VSM missed bond payments due in September and October and trading in its bonds was suspended in mid-January.

The Duma had removed from the 1999 draft budget a provision for funds to pay off the bonds, which had been backed by a joint federal and St. Petersburg government guarantee.

However, while the budget originally simply allocated a state subsidy for VSM, Tuesday's grant was a loan backed by collateral, said Andrei Vorontsov, deputy head of the Finance Ministry's department for securities and financial markets.

VSM, in which the government holds a controlling stake, had said last month that a loan was close to being released, adding that the company and the government just had to agree on collateral for the credit.

The state and the company have agreed on a selection of VSM assets - most of them of dubious value - as collateral. These include several condemned buildings in St. Petersburg, an incomplete - and long-abandoned - second section of the Hotel St. Petersburg, some unspecified buildings in Moscow and a handful of scattered holdings in various enterprises.

The $5 billion project to create a rail service between Moscow and St. Petersburg that would make the journey in 2 1/2 hours has been harshly criticized on economic and environmental grounds ever since VSM was founded in 1991. But strong support from leading government officials helped get the project off the ground and, even in the project's death throes, the Russian government has been reluctant to cut VSM loose.

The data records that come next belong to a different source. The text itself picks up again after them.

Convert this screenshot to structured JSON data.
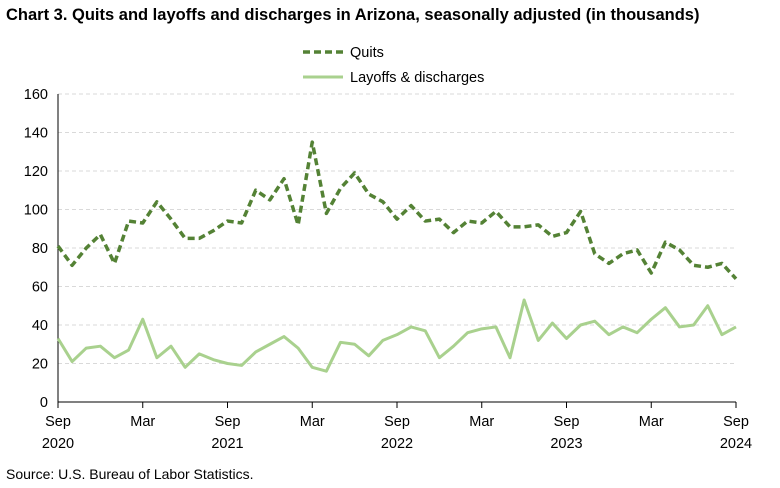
{
  "title": "Chart 3. Quits and layoffs and discharges in Arizona, seasonally adjusted (in thousands)",
  "source": "Source: U.S. Bureau of Labor Statistics.",
  "colors": {
    "quits": "#548235",
    "layoffs": "#a9d18e",
    "grid": "#d9d9d9",
    "axis": "#000000"
  },
  "chart_data": {
    "type": "line",
    "title": "Chart 3. Quits and layoffs and discharges in Arizona, seasonally adjusted (in thousands)",
    "xlabel": "",
    "ylabel": "",
    "ylim": [
      0,
      160
    ],
    "yticks": [
      "0",
      "20",
      "40",
      "60",
      "80",
      "100",
      "120",
      "140",
      "160"
    ],
    "grid": "horizontal dashed",
    "legend": "top-center",
    "x": [
      "2020-09",
      "2020-10",
      "2020-11",
      "2020-12",
      "2021-01",
      "2021-02",
      "2021-03",
      "2021-04",
      "2021-05",
      "2021-06",
      "2021-07",
      "2021-08",
      "2021-09",
      "2021-10",
      "2021-11",
      "2021-12",
      "2022-01",
      "2022-02",
      "2022-03",
      "2022-04",
      "2022-05",
      "2022-06",
      "2022-07",
      "2022-08",
      "2022-09",
      "2022-10",
      "2022-11",
      "2022-12",
      "2023-01",
      "2023-02",
      "2023-03",
      "2023-04",
      "2023-05",
      "2023-06",
      "2023-07",
      "2023-08",
      "2023-09",
      "2023-10",
      "2023-11",
      "2023-12",
      "2024-01",
      "2024-02",
      "2024-03",
      "2024-04",
      "2024-05",
      "2024-06",
      "2024-07",
      "2024-08",
      "2024-09"
    ],
    "x_tick_labels": [
      {
        "month": "Sep",
        "year": "2020"
      },
      {
        "month": "Mar",
        "year": ""
      },
      {
        "month": "Sep",
        "year": "2021"
      },
      {
        "month": "Mar",
        "year": ""
      },
      {
        "month": "Sep",
        "year": "2022"
      },
      {
        "month": "Mar",
        "year": ""
      },
      {
        "month": "Sep",
        "year": "2023"
      },
      {
        "month": "Mar",
        "year": ""
      },
      {
        "month": "Sep",
        "year": "2024"
      }
    ],
    "series": [
      {
        "name": "Quits",
        "style": "dashed",
        "values": [
          81,
          71,
          80,
          87,
          72,
          94,
          93,
          104,
          95,
          85,
          85,
          89,
          94,
          93,
          110,
          105,
          116,
          92,
          135,
          98,
          111,
          119,
          108,
          104,
          95,
          102,
          94,
          95,
          88,
          94,
          93,
          99,
          91,
          91,
          92,
          86,
          88,
          99,
          77,
          72,
          77,
          79,
          67,
          83,
          79,
          71,
          70,
          72,
          64
        ]
      },
      {
        "name": "Layoffs & discharges",
        "style": "solid",
        "values": [
          33,
          21,
          28,
          29,
          23,
          27,
          43,
          23,
          29,
          18,
          25,
          22,
          20,
          19,
          26,
          30,
          34,
          28,
          18,
          16,
          31,
          30,
          24,
          32,
          35,
          39,
          37,
          23,
          29,
          36,
          38,
          39,
          23,
          53,
          32,
          41,
          33,
          40,
          42,
          35,
          39,
          36,
          43,
          49,
          39,
          40,
          50,
          35,
          39
        ]
      }
    ]
  }
}
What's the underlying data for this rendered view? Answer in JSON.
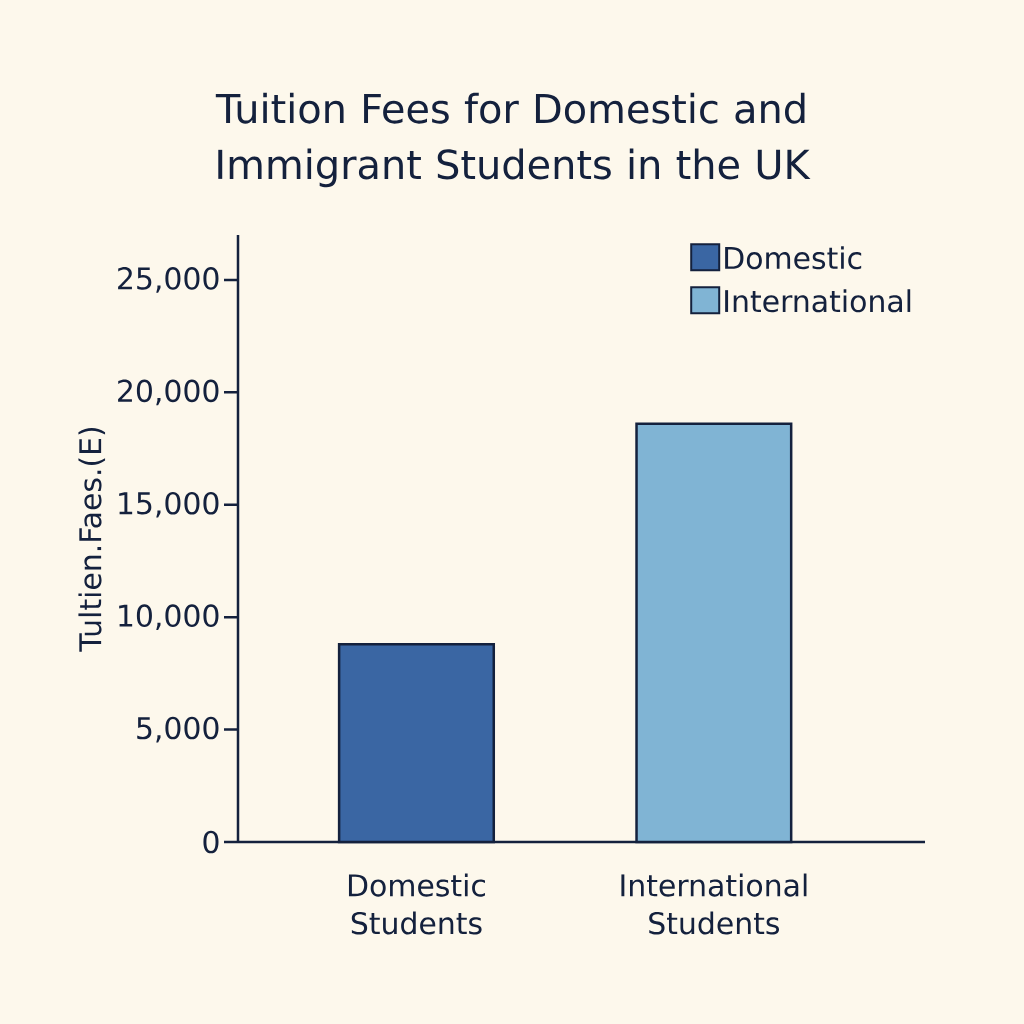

Provisions to back the government guarantees for the bonds issued by VSM were included in both the 1998 budget and in the 1999 draft budget.

However, the Duma killed off the guarantees in the 1999 bill. Deputies said the cash-strapped Russian state had more important obligations than meeting its guarantees to the VSM bonds.

"Last year the government paid off its treasury-bill obligations to private clients, but this year we decided that we have higher-priority state debts to pay off than those to VSM's bondholders," said Viktor Gitin, deputy of Yabloko's Duma faction who is also deputy head of the budget subcommittee of the Duma's Banking and Budget committee.

Gitin said Tuesday that he was surprised to hear about the Finance Ministry's move, but doubted that it could be reversed.

With the 1999 budget not yet law, the government is officially acting under an extension of the 1998 budget, where it uses one-twelfth of the 1998 budget's total revenue and expenditure figures for each month until the 1999 budget is passed. Because last year's budget included guarantees for VSM bonds, the Finance Ministry was within its rights to issue Tuesday's loan, Gitin said.

VSM is already being sued by one of its corporate creditors.

The Rus insurance company in St. Petersburg instituted proceedings last month against VSM over 360,000 rubles ($16,000) of debts that include 303,000 rubles in interest payments on the bonds. Rus won that case, and a bailiff has already served a writ of execution on VSM, Vladimir Davydov, Rus director for legal affairs, said Tuesday in a telephone interview from St. Petersburg.

VSM's Nikandrov declined to comment on Davydov's claims.